Maybe the stats on political marriages are no worse than for civilians: The Obamas and the Huckabees seem well-suited, after all. The Clintons can work it out on their own time at this point, or not—and it really is none of our business now, whee! But many political marriages seem to be a kind of fraud, perpetrated on both the public and on the couple themselves. It’s hard not to feel that the commoditizing of John and Elizabeth Edwards’ marriage contributed to its combustion. Though they’re not divorcing, Elizabeth has suggested that if she were in better health, they might be: “I’m in a fairly unique set of circumstances,” as a woman with incurable cancer, she told a health reporter recently, “where the decisions I make are based entirely on what is the best thing for my children.” A year ago, polls showed the public felt it was the Edwardses who had the strongest marriage of any of the presidential candidate couples. (And did I listen to my appellate lawyer friend who argued against that rosy view from the get-go? “He’s a plaintiff’s lawyer; enough said!” is how my friend put it.) Noooo—though I had no problem quoting their friend who said they had “the storybook life and the storybook marriage,” right up until the day their son Wade died. (And, oh God, did John Edwards really tell me that “there is not a lot of faking going on”? Did Elizabeth really say, even when she knew better, that “you could expect a high degree of candor from him” in the White House? Incredibly, yes and yes.) Now, what she says is that she is involved in the “ongoing process of finding your feet again, retelling your story to yourself. You thought you were living in one novel, and it turns out you were living in another.”

While what I am left wondering is whether this sad chapter is going to change the way we write about political families. There’s no reason to think candidates and their clans are any more dysfunctional now than in John F. Kennedy’s day or Franklin Roosevelt’s. But our connection to political couples changed the day they moved into our living rooms, via television. And it has only grown more intense in the decades since then, as a result of the permanent campaign, 24/7 cable, the blogosphere, and perhaps most of all, the personalization of politics—and our curious and narcissistic insistence that our candidates of choice at least seem to be able relate to us, seem to have families just like ours.

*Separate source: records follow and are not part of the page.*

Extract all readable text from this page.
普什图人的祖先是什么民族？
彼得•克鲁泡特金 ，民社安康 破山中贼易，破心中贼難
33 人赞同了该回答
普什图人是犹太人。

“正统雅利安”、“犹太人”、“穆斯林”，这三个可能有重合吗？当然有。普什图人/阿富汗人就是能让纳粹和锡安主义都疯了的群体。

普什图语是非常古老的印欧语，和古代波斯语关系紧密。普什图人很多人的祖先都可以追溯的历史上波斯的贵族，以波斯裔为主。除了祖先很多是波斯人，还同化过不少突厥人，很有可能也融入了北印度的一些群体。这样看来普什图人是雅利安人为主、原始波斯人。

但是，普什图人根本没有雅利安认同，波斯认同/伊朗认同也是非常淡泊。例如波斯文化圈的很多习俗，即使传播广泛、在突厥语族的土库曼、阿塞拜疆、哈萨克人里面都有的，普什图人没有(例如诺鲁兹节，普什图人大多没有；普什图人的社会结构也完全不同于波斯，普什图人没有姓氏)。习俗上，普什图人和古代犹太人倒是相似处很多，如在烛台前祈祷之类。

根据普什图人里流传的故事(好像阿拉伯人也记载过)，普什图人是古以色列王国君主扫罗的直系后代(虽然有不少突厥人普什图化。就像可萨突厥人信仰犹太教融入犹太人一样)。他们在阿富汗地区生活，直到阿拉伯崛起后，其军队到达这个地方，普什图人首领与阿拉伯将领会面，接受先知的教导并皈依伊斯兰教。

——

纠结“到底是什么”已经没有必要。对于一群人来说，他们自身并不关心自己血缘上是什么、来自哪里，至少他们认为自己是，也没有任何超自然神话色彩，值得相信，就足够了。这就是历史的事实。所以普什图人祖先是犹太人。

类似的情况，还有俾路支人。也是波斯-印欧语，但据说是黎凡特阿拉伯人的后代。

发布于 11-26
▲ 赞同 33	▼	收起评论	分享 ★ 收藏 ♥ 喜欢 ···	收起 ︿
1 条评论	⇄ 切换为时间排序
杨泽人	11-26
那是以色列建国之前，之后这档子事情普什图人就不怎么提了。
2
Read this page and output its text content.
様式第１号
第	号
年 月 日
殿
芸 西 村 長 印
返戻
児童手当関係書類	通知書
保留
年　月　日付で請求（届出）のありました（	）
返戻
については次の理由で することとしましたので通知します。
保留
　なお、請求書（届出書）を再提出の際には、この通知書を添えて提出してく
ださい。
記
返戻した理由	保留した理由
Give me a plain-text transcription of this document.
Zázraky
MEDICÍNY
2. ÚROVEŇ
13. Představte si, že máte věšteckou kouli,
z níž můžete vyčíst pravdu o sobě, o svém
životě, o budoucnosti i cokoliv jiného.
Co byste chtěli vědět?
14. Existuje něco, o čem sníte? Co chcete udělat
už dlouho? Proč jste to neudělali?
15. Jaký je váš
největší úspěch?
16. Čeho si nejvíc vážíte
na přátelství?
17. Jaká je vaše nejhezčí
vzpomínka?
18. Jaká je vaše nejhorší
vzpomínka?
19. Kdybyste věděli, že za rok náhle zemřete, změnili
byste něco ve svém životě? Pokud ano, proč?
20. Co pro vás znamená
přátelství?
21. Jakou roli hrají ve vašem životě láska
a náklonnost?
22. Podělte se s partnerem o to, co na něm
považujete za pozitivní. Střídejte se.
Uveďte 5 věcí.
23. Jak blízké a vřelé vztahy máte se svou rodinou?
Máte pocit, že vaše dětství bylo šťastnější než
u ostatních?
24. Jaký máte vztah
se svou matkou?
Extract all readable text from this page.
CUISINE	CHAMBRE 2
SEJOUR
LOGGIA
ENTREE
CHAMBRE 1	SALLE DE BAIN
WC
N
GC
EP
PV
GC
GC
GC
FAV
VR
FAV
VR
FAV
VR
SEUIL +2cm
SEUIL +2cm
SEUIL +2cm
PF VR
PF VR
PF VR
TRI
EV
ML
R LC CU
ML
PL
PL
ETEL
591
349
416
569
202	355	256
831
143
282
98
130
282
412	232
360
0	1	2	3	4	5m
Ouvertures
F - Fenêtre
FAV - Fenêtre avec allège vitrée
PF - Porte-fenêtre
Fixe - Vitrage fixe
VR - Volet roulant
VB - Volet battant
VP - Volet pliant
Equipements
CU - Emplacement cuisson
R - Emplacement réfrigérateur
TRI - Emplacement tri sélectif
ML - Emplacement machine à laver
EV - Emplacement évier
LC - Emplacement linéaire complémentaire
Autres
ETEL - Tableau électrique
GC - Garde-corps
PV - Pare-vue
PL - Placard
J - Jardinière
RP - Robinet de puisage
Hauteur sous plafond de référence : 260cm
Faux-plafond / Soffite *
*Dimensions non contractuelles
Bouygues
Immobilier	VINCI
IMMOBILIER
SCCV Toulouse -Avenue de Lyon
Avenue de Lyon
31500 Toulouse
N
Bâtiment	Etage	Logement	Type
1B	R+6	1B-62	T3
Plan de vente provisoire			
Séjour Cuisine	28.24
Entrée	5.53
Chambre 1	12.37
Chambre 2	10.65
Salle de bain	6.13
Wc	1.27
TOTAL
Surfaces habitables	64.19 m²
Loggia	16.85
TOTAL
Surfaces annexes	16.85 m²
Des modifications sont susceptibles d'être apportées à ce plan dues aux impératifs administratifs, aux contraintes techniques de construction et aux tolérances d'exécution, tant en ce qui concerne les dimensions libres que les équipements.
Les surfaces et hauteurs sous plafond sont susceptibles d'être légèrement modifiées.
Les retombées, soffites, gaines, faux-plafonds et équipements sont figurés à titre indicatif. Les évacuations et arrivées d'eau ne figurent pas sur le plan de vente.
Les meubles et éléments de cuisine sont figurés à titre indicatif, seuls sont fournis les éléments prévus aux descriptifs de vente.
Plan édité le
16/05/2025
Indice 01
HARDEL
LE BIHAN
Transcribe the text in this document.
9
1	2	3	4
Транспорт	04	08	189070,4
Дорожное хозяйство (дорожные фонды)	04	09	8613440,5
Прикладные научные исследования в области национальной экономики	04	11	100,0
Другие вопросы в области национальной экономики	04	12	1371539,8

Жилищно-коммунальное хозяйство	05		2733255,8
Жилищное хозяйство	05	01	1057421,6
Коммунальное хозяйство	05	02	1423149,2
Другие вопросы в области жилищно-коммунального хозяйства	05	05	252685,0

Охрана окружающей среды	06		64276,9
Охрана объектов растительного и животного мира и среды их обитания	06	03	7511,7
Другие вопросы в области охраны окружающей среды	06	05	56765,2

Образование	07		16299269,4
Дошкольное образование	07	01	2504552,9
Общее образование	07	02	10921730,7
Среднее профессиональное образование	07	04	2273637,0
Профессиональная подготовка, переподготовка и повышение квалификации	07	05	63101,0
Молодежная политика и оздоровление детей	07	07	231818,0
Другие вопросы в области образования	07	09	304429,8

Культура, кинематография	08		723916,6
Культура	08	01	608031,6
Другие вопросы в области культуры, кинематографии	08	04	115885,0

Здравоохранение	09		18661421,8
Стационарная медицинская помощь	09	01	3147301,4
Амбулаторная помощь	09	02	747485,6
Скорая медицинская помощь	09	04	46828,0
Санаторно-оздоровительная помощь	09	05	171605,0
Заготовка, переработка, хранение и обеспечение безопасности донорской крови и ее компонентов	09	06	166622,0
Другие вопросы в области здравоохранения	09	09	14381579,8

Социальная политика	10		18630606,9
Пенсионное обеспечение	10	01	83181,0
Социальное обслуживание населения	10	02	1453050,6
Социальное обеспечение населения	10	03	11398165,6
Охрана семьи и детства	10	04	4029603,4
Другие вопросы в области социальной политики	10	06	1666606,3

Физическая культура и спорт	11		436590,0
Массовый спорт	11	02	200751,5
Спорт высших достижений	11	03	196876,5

When of course, they can’t and don’t.

The sad fact is that no matter what a good guy or gal you are, running the country (oh, and raising money, raising money, and raising money) doesn’t really leave a lot of time for hands-on parenting or partnerships, so we shouldn’t expect political families to be like ours. What I propose is that we stop forcing them to present these phony tableaux, that they be allowed to stop selling themselves as Husbands and Wives, Dads and Moms of the Year. The Obamas, I believe, have made a step in the right direction by refusing to set themselves up as the perfect couple—he by writing very honestly about times in their marriage when they were barely speaking, and she by telling us over and over that putting people on pedestals is always dangerous, for all concerned.

Until we get over our destructive and even cruel insistence on judging politicians by their marriages, it’s a shame we can’t tweak the rules just a bit, so that it’s gay people who can get married and politicians who can’t. (And gay politicians? Only if they promise not to run on family values.)